Why do you see the speck in your neighbor’s eye, but do not notice the log in
your own eye? Or how can you say to your neighbor, ‘Let me take the speck out
of your eye,’ while the log is in your own eye? You hypocrite, first take the
log out of your own eye, and then you will see clearly to take the speck out of
your neighbor’s eye.’”[i]
Judgment…it
is something that many, if not all of us, struggle with. It is a tendency to see, hear, and believe
the worst. It is about condemning a
person because of what we think, what we hear or overhear, or even what we
might know—it is about condemnation of a person or group of people based on
perceived or actual information.
You
see, Jesus’ statement doesn’t even get to the issue of mistaken judgments, his
statement about not making judgments is based on the assumption that the other
person has done something wrong, they do have a speck in their eye—they may be
a drug-dealing, law-breaking gang member; they may be a woman who keeps having
kids to abuse the welfare system; they may be a parent who doesn’t care enough
about their child to dress them appropriate; they may be a man who is cheating
on his wife. Jesus cautions us against
condemning them, less we find ourselves condemned.
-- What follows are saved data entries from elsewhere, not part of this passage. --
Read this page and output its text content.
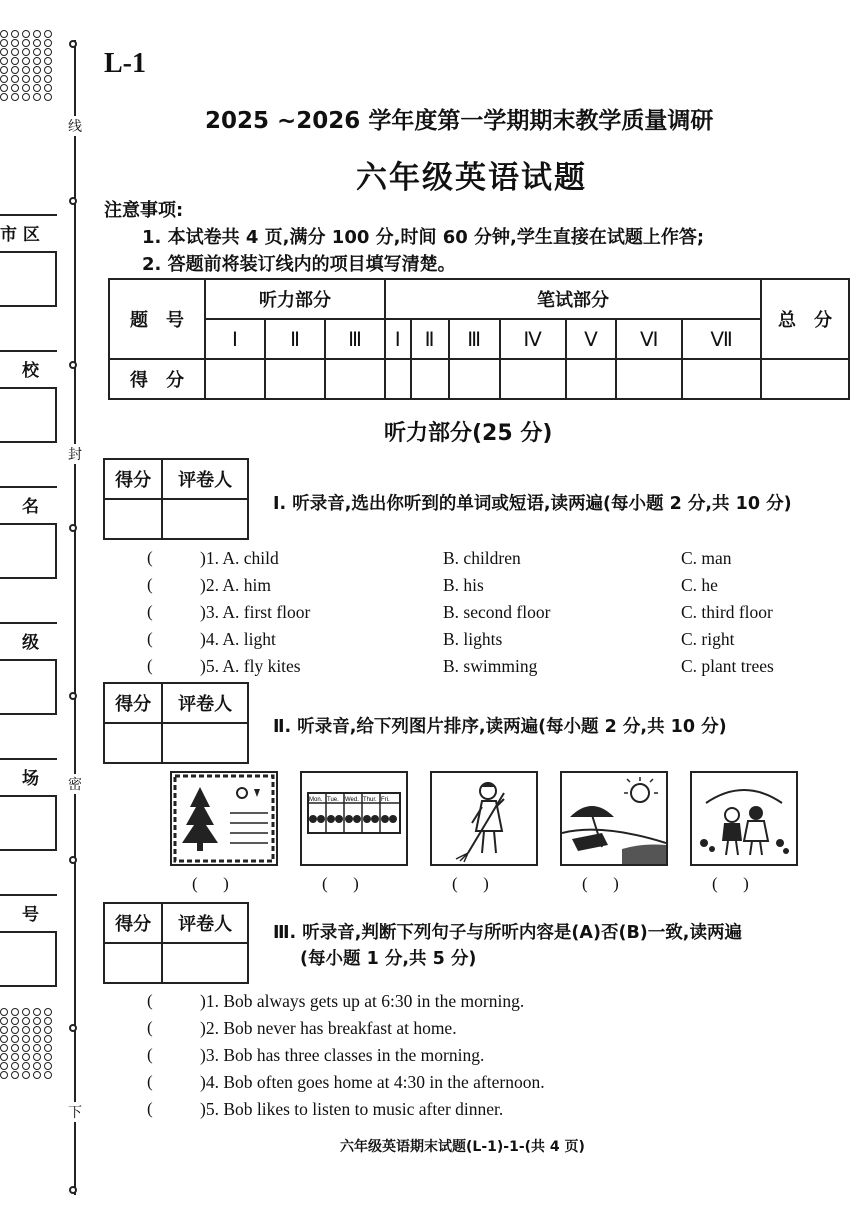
线
封
密
下
市 区
校
名
级
场
号
L-1
2025 ~2026 学年度第一学期期末教学质量调研
六年级英语试题
注意事项:
1. 本试卷共 4 页,满分 100 分,时间 60 分钟,学生直接在试题上作答;
2. 答题前将装订线内的项目填写清楚。
题　号	听力部分			笔试部分							总　分
	Ⅰ	Ⅱ	Ⅲ	Ⅰ	Ⅱ	Ⅲ	Ⅳ	Ⅴ	Ⅵ	Ⅶ	
得　分											
听力部分(25 分)
得分	评卷人

Ⅰ. 听录音,选出你听到的单词或短语,读两遍(每小题 2 分,共 10 分)
(	)1. A. child	B. children	C. man
(	)2. A. him	B. his	C. he
(	)3. A. first floor	B. second floor	C. third floor
(	)4. A. light	B. lights	C. right
(	)5. A. fly kites	B. swimming	C. plant trees
得分	评卷人

Ⅱ. 听录音,给下列图片排序,读两遍(每小题 2 分,共 10 分)
Mon. Tue. Wed. Thur. Fri.
(      )	(      )	(      )	(      )	(      )
得分	评卷人
	Ⅲ. 听录音,判断下列句子与所听内容是(A)否(B)一致,读两遍
(每小题 1 分,共 5 分)
(	)1. Bob always gets up at 6:30 in the morning.
(	)2. Bob never has breakfast at home.
(	)3. Bob has three classes in the morning.
(	)4. Bob often goes home at 4:30 in the afternoon.
(	)5. Bob likes to listen to music after dinner.
六年级英语期末试题(L-1)-1-(共 4 页)
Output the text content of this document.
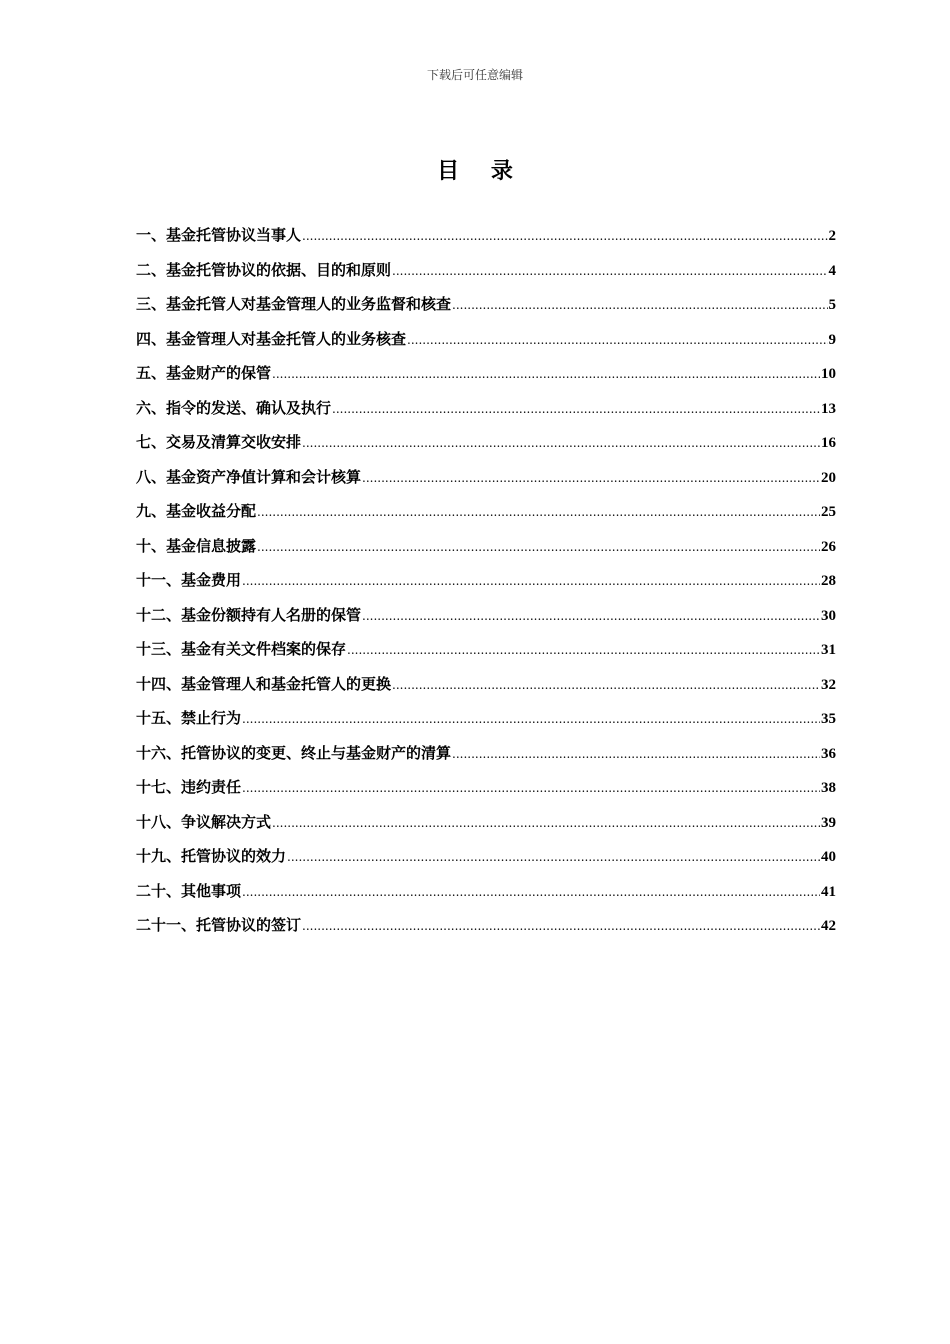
下载后可任意编辑
目 录
一、基金托管协议当事人 .....	2
二、基金托管协议的依据、目的和原则 .....	4
三、基金托管人对基金管理人的业务监督和核查 .....	5
四、基金管理人对基金托管人的业务核查 .....	9
五、基金财产的保管 .....	10
六、指令的发送、确认及执行 .....	13
七、交易及清算交收安排 .....	16
八、基金资产净值计算和会计核算 .....	20
九、基金收益分配 .....	25
十、基金信息披露 .....	26
十一、基金费用 .....	28
十二、基金份额持有人名册的保管 .....	30
十三、基金有关文件档案的保存 .....	31
十四、基金管理人和基金托管人的更换 .....	32
十五、禁止行为 .....	35
十六、托管协议的变更、终止与基金财产的清算 .....	36
十七、违约责任 .....	38
十八、争议解决方式 .....	39
十九、托管协议的效力 .....	40
二十、其他事项 .....	41
二十一、托管协议的签订 .....	42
Jesus warns us against taking up what the
Scripture tells us repeatedly is God’s job—we are to leave judgment and any
possible condemnation up to God.
Remembering the familiar words of the Gospel of John, “For God so loved
the world that he gave his only Son, so that everyone who believes in him may
not perish but may have eternal life. Indeed, God did not send the Son into the
world to condemn the world, but in order that the world might be saved through
him.”[ii]
Jesus
came not to condemn but to save—we saw how the self-righteous religious leaders
were quick to judge him for eating and hanging around those that they had
already judged as unwelcome, unworthy sinners, the tax collectors, the
prostitutes, and the others who had strayed from God’s will—Jesus though, like
He did with the woman caught in adultery, refused to judge and condemn those
lost in their sin, but instead offered compassion, forgiveness, and
encouragement—it is in this way that God began establishing His Kingdom here
amongst us, and it is in this same way that He continues to build it—when
judgments fall away and relationships are sought and forged.
My
brothers and sisters, let the ways we judge and condemn those around us be
something bad we give up for good this Lent and let it be nailed to the cross
and left there.
In
the Name of the Father and the Son and the Holy Spirit. Amen.